Collaborating artists: Ron Bull (voice); Stefan Marks (programming); Janine Randerson (video); Rachel Shearer (sound); Heather Purdie (glaciologist and scientific advisor).
Acknowledgements:
Creative New Zealand Toi Aotearoa; NIWA Taihoro Nukurangi; Auckland University of Technology; Te Tuhi and the World Weather Network; Hocken Collections Uare Taoka o Hākena.
Ron Bull is a Kāi Tahu mātauraka knowledge-holder and linguist. He is part of the Kaihaukai Collective and together with Simon Kaan has produced social exchanges based around food nationally and internationally, including at the International Symposium of Electronic Arts and the Museum of New Zealand Te Papa Tongarewa. He has also worked on collaborative art projects with artists such as Alex Monteith. Bull is a researcher on cross-cultural collaboration and engages with place-based narratives through social art practice.
Stefan Marks is a creative technologist in the School of Future Environments at Auckland University of Technology. His main areas of research are collaborative extended reality (XR) and data visualisation or, as he prefers to call it, ‘data-driven, immersive storytelling.’ Stefan creates tools to turn complex or abstract information into visual, audible and other sensory forms to allow the human brain to perceive, discover and understand patterns and relations. Some of his projects have dealt with earthquake data, the human nasal cavity anatomy and artificial neural network connectivity.
Rachel Shearer investigates sound as a medium through a range of practices: public urban/site-specific and gallery-based installations; studio-based composing of experimental sound experiences/music; collaborating as a sound designer or composer for moving image and live performance events; and writing. A focus in Shearer’s work is thinking through Māori and Western philosophies and technologies around the materiality of sound and how we listen to the whenua.
Heather Purdie is a glaciologist at the University of Canterbury, with research expertise in glacier mass balance, dynamics and climate change, focusing on the mountain glaciers in Kā Tiritiri-o-te-moana, the Southern Alps of Aotearoa. She is interested in glaciological change that occurs over short temporal scales. Most recently, she has been exploring rapid change at lake-calving glaciers and the impact that crevasses have on glacier mass balance. She makes regular monitoring trips to Haupapa glacier and Lake Haupapa with a team of researchers.
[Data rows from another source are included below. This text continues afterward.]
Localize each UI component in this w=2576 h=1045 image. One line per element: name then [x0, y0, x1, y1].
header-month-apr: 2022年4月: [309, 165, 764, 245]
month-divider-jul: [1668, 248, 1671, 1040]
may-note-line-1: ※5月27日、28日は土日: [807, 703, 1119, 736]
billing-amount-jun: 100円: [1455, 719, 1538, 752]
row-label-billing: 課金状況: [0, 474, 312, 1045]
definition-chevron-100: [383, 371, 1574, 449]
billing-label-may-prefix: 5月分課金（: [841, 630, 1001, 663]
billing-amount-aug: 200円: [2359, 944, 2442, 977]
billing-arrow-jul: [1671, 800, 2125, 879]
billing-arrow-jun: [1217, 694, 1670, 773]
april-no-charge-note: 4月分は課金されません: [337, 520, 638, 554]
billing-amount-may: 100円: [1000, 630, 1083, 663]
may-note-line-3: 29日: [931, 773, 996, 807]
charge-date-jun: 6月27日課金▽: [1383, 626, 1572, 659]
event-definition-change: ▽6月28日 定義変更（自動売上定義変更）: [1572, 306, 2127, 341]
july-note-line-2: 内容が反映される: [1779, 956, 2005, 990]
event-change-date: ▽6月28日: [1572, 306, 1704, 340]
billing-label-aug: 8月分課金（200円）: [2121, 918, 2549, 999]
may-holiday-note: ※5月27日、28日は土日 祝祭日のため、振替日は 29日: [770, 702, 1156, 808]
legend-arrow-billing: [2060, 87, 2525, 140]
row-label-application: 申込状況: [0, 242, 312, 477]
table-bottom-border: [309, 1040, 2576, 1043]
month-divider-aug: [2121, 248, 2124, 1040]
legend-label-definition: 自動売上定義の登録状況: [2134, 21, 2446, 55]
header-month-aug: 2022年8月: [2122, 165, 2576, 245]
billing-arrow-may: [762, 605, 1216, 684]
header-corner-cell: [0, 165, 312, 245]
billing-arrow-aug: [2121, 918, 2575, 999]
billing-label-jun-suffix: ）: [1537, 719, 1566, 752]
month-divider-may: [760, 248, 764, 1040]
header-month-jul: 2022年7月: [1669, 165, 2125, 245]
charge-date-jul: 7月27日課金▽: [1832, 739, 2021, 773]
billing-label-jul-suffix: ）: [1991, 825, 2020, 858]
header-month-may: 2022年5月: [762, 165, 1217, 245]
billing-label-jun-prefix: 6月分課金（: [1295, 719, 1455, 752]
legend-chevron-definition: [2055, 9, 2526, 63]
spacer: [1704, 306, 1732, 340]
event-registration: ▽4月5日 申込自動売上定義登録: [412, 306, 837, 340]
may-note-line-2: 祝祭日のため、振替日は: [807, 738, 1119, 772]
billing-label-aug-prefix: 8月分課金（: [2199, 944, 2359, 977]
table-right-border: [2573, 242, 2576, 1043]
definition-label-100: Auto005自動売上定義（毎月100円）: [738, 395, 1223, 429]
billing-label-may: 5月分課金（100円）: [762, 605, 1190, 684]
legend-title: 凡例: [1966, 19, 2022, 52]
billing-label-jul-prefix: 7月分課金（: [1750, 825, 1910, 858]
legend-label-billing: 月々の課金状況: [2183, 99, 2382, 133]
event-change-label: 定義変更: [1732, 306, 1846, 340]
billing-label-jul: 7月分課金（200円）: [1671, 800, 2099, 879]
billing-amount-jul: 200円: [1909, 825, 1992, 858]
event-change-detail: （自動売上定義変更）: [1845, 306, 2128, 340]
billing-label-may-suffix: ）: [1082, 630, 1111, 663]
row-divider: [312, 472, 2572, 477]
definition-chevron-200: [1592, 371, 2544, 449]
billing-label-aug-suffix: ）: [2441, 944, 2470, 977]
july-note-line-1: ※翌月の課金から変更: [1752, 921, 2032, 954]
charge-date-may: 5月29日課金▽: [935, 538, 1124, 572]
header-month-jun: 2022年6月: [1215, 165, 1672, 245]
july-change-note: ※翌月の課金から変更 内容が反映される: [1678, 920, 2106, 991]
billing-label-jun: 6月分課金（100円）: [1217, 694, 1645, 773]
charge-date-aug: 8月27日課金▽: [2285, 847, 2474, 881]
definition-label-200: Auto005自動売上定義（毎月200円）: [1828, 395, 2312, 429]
Janine Randerson is an artmaker of video installations, 16mm films, sound and online artworks. She often practises in collaboration with environmental scientists and community groups. Janine’s book Weather as Medium: Toward a Meteorological Art (MIT Press, 2018) focuses on modern and contemporary artworks that engage with our present and future weathers. She also generates art exhibitions, events and screening programmes.